Comment garantir que les obligations vertes ne sont pas une escroquerie ?

COP 23

Publié le 13 décembre 2017 à 10:57 Mise à jour le 19 décembre 2017

Madame la secrétaire d’État, il y avait quelque chose de tout à la fois encourageant et curieux de voir tant de grands acteurs de la finance mondialisée réunis hier à Paris pour évoquer le financement de la transition énergétique.

Encourageant, car cette rencontre, même si on ne comprend pas bien pourquoi elle ne pouvait pas se tenir dans le cadre de la COP23, le mois dernier, n’a guère de précédent.

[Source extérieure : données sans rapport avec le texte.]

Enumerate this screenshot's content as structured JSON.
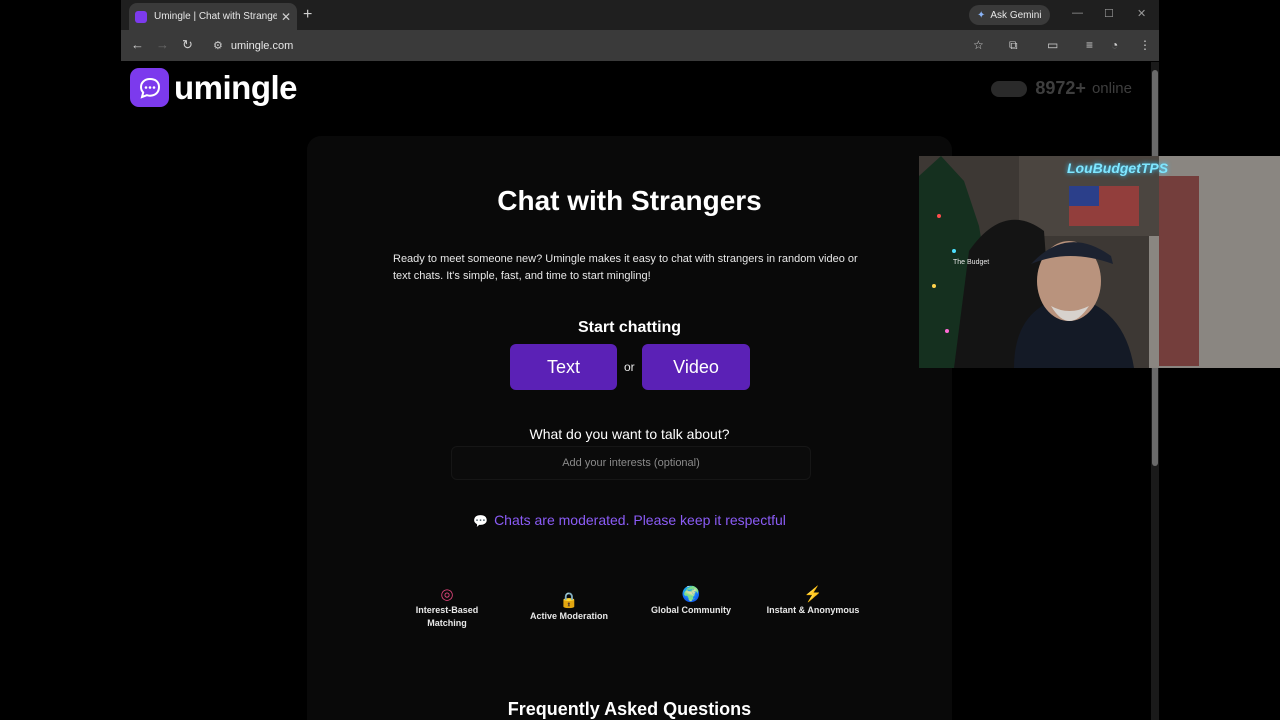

Curieux, car il est difficile de concevoir que la grande finance, principale responsable du dérèglement climatique, puisse contribuer sans règle à sa résorption. En effet, si la planète est aujourd’hui à ce point en péril, c’est la conséquence directe de la recherche permanente de la rentabilité, de l’hyperfinanciarisation de notre économie et de la marchandisation du vivant.
Madame la secrétaire d’État, si nous savons bien qu’aucun espoir ne sera permis sans une mobilisation de toutes et tous, en particulier des acteurs économiques, vous comprendrez aisément les réserves que nous inspire cette finance dite « verte ». Nos doutes ont été confortés par le rapport rendu public par l’association ATTAC, confirmant que ces obligations vertes, les green bonds, relèvent trop souvent de l’escroquerie.

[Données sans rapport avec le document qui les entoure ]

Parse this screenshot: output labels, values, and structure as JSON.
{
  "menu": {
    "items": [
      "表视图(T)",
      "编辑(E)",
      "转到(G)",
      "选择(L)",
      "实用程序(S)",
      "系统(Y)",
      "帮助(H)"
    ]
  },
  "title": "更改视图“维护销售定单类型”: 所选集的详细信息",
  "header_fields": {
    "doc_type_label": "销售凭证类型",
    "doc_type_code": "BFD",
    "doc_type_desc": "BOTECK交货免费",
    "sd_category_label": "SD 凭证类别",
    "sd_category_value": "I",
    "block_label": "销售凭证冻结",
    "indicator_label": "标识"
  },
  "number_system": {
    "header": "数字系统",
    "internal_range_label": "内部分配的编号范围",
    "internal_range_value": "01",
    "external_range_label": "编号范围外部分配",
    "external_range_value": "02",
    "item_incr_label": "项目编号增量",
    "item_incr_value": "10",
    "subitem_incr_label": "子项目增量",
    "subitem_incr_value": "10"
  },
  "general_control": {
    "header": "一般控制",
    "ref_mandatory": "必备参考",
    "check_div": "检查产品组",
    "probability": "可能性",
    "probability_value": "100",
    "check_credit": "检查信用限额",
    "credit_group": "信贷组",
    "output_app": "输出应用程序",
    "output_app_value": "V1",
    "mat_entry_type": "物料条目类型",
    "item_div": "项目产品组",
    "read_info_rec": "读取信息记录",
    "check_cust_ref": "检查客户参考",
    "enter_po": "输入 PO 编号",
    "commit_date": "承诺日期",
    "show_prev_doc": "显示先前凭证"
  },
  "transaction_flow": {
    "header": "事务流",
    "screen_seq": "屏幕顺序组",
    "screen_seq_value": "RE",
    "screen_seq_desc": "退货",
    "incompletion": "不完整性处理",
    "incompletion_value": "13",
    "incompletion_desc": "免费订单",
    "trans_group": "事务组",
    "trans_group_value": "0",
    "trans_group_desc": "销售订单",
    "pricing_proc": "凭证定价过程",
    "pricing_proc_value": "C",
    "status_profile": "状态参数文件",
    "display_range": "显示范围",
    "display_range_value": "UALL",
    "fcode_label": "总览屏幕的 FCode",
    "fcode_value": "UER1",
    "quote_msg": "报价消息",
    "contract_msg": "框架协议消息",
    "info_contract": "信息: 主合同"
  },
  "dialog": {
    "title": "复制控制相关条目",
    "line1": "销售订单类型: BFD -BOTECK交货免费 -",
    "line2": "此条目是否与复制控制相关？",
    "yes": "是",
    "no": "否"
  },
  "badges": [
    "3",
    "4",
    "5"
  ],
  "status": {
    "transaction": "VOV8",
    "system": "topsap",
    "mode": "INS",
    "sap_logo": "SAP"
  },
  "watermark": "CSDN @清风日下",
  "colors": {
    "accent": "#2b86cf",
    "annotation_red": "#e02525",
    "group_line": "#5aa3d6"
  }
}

En effet, aujourd’hui, rien ne garantit que ces investissements soient climato-compatibles. Ces obligations ne sont ni contrôlées ni régulées. Il en est ainsi des obligations émises par Repsol, multinationale du pétrole, qui visent en réalité à prolonger la durée de vie des raffineries de cette entreprise, ou encore de celles émises par Engie, qui ont servi à financer la construction de barrages en Amazonie, au détriment des écosystèmes locaux et des populations. Les États ne sont pas en reste, puisque la Pologne ou encore le Mexique ont utilisé ce dispositif.

Seulement 25 % de ces obligations sont aujourd’hui certifiées, c’est-à-dire répondent directement à leur objectif premier de préservation de l’environnement. C’est peu.

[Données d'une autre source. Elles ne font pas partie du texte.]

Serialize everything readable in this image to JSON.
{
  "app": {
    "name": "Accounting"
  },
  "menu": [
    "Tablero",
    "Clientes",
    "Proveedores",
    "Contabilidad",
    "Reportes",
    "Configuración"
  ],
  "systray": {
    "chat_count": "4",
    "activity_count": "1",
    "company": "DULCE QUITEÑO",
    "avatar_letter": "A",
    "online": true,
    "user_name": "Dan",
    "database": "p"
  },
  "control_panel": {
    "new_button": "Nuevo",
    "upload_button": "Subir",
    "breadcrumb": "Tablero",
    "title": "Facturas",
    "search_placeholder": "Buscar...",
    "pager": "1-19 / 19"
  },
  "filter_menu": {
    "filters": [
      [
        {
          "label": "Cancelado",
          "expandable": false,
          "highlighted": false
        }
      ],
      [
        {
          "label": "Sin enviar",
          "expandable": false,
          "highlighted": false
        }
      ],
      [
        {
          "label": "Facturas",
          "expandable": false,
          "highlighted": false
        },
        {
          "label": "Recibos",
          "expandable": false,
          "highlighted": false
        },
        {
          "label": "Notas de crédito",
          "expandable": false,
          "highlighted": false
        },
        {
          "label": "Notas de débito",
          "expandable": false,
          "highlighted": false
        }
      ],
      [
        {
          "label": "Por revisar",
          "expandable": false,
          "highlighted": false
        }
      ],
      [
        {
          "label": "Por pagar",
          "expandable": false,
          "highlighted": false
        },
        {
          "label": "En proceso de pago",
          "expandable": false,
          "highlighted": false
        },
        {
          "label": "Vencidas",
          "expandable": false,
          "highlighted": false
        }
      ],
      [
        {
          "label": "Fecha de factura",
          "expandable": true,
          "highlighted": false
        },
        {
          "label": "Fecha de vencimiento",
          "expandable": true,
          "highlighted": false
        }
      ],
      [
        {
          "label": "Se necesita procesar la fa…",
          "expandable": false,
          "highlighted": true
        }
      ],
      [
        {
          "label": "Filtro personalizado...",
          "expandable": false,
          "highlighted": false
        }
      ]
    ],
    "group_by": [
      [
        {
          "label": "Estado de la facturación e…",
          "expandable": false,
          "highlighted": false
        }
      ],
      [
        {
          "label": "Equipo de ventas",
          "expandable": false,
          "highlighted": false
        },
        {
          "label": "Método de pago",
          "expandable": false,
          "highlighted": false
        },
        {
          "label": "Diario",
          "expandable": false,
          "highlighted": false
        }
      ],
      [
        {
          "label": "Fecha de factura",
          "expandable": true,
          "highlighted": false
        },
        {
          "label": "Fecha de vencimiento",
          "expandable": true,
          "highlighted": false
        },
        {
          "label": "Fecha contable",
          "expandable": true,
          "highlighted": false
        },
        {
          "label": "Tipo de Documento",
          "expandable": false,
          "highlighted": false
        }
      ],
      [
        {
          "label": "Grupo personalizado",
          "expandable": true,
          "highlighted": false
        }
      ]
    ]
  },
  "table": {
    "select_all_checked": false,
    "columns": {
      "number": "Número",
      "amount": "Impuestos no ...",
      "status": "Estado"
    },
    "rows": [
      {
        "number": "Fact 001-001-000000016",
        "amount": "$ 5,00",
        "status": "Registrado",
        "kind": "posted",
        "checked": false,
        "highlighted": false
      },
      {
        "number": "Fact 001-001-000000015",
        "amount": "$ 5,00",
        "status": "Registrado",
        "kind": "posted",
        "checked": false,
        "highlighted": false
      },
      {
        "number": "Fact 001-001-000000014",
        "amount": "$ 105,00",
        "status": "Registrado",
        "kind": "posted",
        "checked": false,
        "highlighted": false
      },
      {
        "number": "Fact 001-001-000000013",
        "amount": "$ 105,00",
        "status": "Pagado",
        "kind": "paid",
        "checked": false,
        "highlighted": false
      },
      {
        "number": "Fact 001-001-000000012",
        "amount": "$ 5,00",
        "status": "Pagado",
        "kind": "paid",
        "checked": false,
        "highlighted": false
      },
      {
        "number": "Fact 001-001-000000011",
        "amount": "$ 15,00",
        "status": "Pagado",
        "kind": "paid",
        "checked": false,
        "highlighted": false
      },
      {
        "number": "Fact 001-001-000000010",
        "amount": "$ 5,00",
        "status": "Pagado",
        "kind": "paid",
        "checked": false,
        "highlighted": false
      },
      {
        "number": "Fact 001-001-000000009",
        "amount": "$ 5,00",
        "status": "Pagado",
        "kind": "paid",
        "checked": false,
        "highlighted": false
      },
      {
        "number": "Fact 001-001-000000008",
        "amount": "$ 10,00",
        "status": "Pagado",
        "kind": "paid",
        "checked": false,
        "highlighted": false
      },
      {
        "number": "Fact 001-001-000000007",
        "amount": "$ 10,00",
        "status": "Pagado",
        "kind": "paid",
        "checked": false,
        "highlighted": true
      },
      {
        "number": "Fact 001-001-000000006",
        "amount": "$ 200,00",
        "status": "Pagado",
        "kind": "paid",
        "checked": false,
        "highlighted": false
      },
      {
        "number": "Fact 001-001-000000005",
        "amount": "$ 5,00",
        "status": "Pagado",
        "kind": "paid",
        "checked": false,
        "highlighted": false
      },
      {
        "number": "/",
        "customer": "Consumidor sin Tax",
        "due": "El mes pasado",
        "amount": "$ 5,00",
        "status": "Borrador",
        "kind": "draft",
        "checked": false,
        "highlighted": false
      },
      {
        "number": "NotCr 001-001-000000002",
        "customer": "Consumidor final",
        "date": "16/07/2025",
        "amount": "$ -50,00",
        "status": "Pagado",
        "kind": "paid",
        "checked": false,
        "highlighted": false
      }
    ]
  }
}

Madame la secrétaire d’État, quelles mesures pensez-vous pouvoir prendre pour nous garantir que, demain, les obligations vertes correspondront non pas à une vaste opération de greenwashing, mais bien à des investissements réels en faveur de la transition écologique ?

M. le président. La parole est à Mme la secrétaire d’État.

Mme Brune Poirson, secrétaire d’État auprès du ministre d’État, ministre de la transition écologique et solidaire. Monsieur le sénateur, si le One Planet Summit n’a pas eu lieu dans le cadre des négociations conventionnelles de l’ONU, c’est parce qu’il s’agit de deux choses complètement différentes.

Les négociations conventionnelles de l’ONU, qui sont absolument
fondamentales, posent le cadre de la collaboration internationale et fixent les objectifs à atteindre. Vous savez à quel point l’accord de Paris est important ; il faut célébrer sa conclusion.

Maintenant que nous avons fixé l’objectif, il faut se mettre en marche et trouver la meilleure route pour l’atteindre. Nous faire entrer de plain-pied dans l’action, c’est exactement l’objet du One Planet Summit, auquel ont participé de nombreux chefs d’État.

C’est justement la recherche du profit qui permettra à la grande finance, pour reprendre vos termes, de s’engager résolument dans le financement de l’économie verte. En effet, si nous instaurons la transparence sur les risques climatiques, quel investisseur participera à un projet néfaste pour l’environnement ? C’est tout l’enjeu de la transparence sur les risques climatiques.

Concernant les obligations vertes, il s’agit d’une initiative récente, appelée à se massifier et à changer d’échelle. Elles rencontrent d’ailleurs déjà un énorme succès. Nous nous attachons à promouvoir des standards, à faire prévaloir la rigueur. J’ai ainsi récemment présidé un groupe de travail sur l’évaluation des obligations vertes, qui vise à définir des standards, pour la France mais aussi à l’échelon européen, afin que, lorsque nous parlons de projets respectueux de l’environnement, nous parlions tous de la même chose et évitions le greenwashing.